Julio Le Parc, dagli anni sessanta uno dei principali protagonisti della Op Art, gioca sulle potenzialità ipnotiche e cinetiche della luce. Gli effetti luminosi della marquee di Parreno sovvertono vertiginosamente il sistema di segni su cui si fonda il mondo dello spettacolo, evocandone al tempo stesso l’immediatezza, la vacuità e l’irresistibile potere di attrazione. Anche Antoni Muntadas e Robert Whitman affrontano il fascino potente della luce, ma si concentrano sulla sua forma più semplice e modesta, la lampadina elettrica, e trasfigurano un oggetto banale materializzandone la dimensione onirica.
Segnati da ricerche molto diverse, fondate su media e registri radicalmente opposti, le opere di Sturtevant e Bertrand Lavier, che instaurano qui un dialogo, sono accomunate da un medesimo riferimento storico-artistico all’artista americano Frank Stella ed esplorano la dialettica nero/colore e oscurità/luce. Claire Tabouret, la più giovane tra gli artisti in mostra, si riallaccia invece a Paolo Uccello e al Rinascimento, proponendosi di evocare in un unico dipinto una pluralità di luci, dal giorno alla notte.
I dipinti neri di Troy Brauntuch sondano il cuore delle tenebre, i limiti stessi del visibile, per evocare il desiderio di vedere ogni cosa, l’ossessione visiva che permea la nostra società. Al contrario, General Idea rappresenta il bianco abbagliante per dare forma alla minaccia incombente dell’AIDS. Anche le opere di Marcel Broodthaers e di Gilbert and George parlano delle nostre paure primarie – anzitutto la paura della morte –, ma anche delle strategie di resistenza di fronte a esse. Infine l’opera di Eija-Liisa Ahtila ci invita a un’indagine introspettiva. Tra sogno e realtà, il suo lavoro evoca la necessità di affrontare una ricerca interiore, di gettare una nuova luce sulla propria storia.
Ancora luci e ombre, puntate però su una storia collettiva: quella dell’Africa di oggi, evocata da David Claerbout; quella della primavera araba, rappresentata da Latifa Echakhch; o quella del colonialismo, con cui ci invita a confrontarci la grande installazione di Danh Vo, che coinvolge e sconvolge la grande sala centrale del piano nobile.

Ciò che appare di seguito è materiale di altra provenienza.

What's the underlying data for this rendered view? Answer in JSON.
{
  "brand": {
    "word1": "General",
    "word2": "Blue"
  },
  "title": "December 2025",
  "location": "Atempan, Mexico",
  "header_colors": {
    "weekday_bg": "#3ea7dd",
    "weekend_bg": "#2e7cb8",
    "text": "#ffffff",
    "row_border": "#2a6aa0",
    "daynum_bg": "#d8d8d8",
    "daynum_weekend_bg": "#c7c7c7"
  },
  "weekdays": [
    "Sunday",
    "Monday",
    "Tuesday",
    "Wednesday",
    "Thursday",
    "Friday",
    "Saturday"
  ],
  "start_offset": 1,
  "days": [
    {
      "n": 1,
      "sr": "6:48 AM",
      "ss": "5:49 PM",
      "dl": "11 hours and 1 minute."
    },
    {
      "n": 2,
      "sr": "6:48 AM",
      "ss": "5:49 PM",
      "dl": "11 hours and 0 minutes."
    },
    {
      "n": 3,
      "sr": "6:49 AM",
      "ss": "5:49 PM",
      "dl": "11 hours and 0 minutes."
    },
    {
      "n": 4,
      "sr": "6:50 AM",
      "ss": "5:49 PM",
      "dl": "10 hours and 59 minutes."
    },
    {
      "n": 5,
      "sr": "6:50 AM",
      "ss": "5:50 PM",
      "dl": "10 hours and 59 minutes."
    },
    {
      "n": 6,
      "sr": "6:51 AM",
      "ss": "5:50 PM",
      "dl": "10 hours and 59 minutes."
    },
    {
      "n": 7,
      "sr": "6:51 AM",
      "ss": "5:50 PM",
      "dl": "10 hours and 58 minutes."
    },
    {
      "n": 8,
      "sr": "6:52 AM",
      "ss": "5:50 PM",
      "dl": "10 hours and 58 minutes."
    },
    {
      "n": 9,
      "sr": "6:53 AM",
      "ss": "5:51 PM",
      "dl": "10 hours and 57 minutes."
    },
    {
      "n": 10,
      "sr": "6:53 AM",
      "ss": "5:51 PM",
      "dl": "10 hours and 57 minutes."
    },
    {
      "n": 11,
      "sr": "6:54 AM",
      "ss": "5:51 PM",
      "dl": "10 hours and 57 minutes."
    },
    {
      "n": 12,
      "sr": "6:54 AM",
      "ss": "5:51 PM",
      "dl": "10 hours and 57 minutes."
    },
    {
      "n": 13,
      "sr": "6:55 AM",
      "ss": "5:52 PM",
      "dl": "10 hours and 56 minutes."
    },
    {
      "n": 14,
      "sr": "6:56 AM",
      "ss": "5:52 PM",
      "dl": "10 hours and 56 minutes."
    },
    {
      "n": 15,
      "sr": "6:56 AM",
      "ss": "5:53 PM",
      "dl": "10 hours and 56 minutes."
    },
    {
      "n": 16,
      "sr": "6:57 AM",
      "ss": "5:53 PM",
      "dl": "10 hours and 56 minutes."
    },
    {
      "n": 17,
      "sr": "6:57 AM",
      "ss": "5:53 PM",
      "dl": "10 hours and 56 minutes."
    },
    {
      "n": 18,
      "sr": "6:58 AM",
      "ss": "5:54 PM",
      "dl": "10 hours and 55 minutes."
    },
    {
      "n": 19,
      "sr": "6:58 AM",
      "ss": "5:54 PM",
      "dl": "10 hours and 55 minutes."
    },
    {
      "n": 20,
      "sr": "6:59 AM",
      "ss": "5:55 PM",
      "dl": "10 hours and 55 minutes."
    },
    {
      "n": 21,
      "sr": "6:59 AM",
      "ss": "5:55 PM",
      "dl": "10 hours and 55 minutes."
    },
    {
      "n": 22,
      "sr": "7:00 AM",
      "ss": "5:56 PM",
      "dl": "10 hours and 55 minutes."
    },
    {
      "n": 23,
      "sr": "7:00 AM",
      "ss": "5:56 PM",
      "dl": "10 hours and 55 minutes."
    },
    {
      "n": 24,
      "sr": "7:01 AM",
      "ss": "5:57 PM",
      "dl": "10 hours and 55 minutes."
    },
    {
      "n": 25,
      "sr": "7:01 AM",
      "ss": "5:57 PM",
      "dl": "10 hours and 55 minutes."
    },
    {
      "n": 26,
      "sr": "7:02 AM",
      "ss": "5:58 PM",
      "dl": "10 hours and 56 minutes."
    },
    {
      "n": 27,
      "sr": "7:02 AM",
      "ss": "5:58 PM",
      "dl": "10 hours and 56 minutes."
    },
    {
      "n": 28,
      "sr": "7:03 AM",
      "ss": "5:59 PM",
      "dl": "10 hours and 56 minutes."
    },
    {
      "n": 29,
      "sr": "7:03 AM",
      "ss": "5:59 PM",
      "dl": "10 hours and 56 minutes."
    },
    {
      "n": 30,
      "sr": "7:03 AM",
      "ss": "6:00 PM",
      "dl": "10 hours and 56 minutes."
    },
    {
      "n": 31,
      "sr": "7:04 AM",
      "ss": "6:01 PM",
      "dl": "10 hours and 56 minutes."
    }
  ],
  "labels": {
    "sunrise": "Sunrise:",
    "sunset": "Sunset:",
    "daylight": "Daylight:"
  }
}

La mostra non ambisce naturalmente a dare una risposta esaustiva alla moltitudine di interrogativi sollevati dagli artisti contemporanei sui significati e sui ruoli molteplici della luce. Invita piuttosto il visitatore a inventare, in tutta libertà, un proprio percorso personale tra le polarità opposte del bianco e nero, del giorno e della notte, della realtà e dell’illusione, alla luce della propria intelligenza e della propria sensibilità.